La surabondance d’images toutes faites rendue possible par les médias numériques peut même constituer un obstacle important à la constitution et l’appropriation progressive de l’espace intérieur de l’enfant : pourquoi fournir par soi-même l’effort de produire intérieurement des images et développer les facultés créatives lorsque les écrans qui nous entourent peuvent nous abreuver à tout moment ?
Idéalement, il ne faudrait dans l’environnement pédagogique de l’enfant que des objets dont il peut tout à fait saisir l’origine, et dont l’usage ne s’apparenterait pas à quelque chose de magique ou de gratuit.
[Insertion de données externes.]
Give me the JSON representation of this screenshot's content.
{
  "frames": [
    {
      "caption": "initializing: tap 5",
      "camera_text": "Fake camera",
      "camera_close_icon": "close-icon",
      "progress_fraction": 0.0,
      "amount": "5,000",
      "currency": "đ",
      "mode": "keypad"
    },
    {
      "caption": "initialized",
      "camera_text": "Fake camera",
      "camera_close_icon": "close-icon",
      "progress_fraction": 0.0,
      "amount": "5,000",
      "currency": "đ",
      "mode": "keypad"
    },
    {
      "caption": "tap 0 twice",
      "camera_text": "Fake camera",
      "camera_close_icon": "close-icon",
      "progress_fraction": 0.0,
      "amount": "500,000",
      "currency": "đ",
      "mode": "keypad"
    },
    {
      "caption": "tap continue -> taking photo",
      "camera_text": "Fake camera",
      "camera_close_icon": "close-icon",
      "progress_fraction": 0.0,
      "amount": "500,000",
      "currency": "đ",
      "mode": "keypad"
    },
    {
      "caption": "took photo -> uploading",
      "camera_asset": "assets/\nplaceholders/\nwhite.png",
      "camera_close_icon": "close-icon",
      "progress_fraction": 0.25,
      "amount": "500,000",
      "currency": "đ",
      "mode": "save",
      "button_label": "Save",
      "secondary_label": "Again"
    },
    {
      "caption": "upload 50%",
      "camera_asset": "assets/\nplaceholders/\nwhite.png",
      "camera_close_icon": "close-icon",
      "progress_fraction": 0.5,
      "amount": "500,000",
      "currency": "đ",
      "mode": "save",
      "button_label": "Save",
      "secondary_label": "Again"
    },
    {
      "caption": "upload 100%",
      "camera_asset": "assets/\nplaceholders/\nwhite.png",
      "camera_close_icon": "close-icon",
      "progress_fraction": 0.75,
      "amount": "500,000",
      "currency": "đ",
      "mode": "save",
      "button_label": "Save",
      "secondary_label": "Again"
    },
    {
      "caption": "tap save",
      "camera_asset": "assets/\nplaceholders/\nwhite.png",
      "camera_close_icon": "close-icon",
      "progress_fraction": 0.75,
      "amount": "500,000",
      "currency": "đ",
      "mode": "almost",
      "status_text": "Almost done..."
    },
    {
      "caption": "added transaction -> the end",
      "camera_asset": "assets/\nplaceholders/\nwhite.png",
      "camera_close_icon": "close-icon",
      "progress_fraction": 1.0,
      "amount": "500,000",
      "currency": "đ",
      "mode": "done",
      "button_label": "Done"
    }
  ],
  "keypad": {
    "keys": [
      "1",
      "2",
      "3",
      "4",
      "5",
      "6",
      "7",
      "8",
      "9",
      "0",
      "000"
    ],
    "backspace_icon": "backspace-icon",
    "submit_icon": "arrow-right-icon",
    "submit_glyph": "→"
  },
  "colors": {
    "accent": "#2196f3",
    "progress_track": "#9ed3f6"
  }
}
Par exemple, dans certaines écoles Waldorf, l’introduction de l’usage de la calculatrice en cours de mathématiques intervient la même année que celle où, dans le cursus d’électronique et d’informatique, les élèves réalisent un additionneur binaire à l’aide de transistors et de portes logiques.
En conclusion, les révolutions technologiques successives que l’humanité a connues ont à chaque fois offert de formidables capacités de transformation du monde et considérablement augmenté notre confort de vie. Attention néanmoins à ne pas occulter les enjeux de l’enfance, car personne n’a appris à faire une addition grâce à une calculatrice ! C’est au contraire la maîtrise des arts mathématiques qui ont ensuite permis l’apparition de la calculatrice.
Ainsi protéger l’enfance, c’est respecter le temps de l’enfance.
Se protéger des technologies numériques ne consiste pas simplement à prévenir les situations de danger concrètes et directes liées au monde numérique (hygiène, addictions, désinformation, etc.), mais peut-être plus encore à veiller à ce que les facilités qu’elles nous offrent n’épargnent pas simplement aux enfants les conquêtes successives qu’ils doivent opérer pour devenir des adultes.
Il ne saurait bien sûr être question ici d’extraire de façon caricaturale tous les artefacts technologiques de l’école, mais bien de questionner à chaque fois et suivant cette problématique l’introduction de la technologie (et en particulier des technologies numériques) dans l’environnement pédagogique, suivant l’âge des enfants et les enjeux éducatifs.
Préparer le citoyen 2.0
La patience dans l’introduction et l’usage des technologies numériques à l’école ne saurait pénaliser les compétences liées à l’utilisation de celles-ci, peut-être est-ce même là le contraire : quiconque a appris à développer sa créativité avec un pinceau et de la peinture peut pleinement percevoir et s’approprier les incroyables potentialités des outils de design moderne.
Le curriculum HERMMES prépare l’éducation aux technologies numériques en amont de l’usage de celles-ci. D’abord, il permet le développement des facultés de résilience et de pensée critique requises pour la vie numérique de demain. Les possibilités d’agir offertes par la technologie sont décuplées et impliquent nécessairement un sens des responsabilités et de l’éthique à la hauteur. Ensuite, il permet l’émergence des facultés qui rendront possible une compréhension éclairée des technologies numériques, et un usage créatif des possibilités offertes par ces outils : lorsque la maturité des enfants est là, l’appropriation des technologies numériques par leur usage direct se fait au service des projets pédagogiques entrepris par les jeunes.
Dans les écoles Waldorf en France, c’est généralement à la fin du premier cycle et dans les grandes classes (équivalent au collège et au lycée de l’Education nationale) que les ateliers d’informatique et d’électronique apparaissent. L’acquisition des compétences propres à ces outils est alors rapidement mise à profit dans les multiples projets qui accompagnent la vie des grandes classes : réalisation de la communication autour d’un évènement, rédaction des rapports de stages, production de films, réalisation d’affiches avec outils graphiques, mapping video, etc.
En veillant à respecter les étapes du développement de l’enfant, en cultivant sa créativité, son esprit critique, et en développant sa compréhension des technologies numériques, dès qu’il est en mesure de les saisir, on permet à l’enfant de maîtriser les outils numériques, et non d’en devenir un esclave.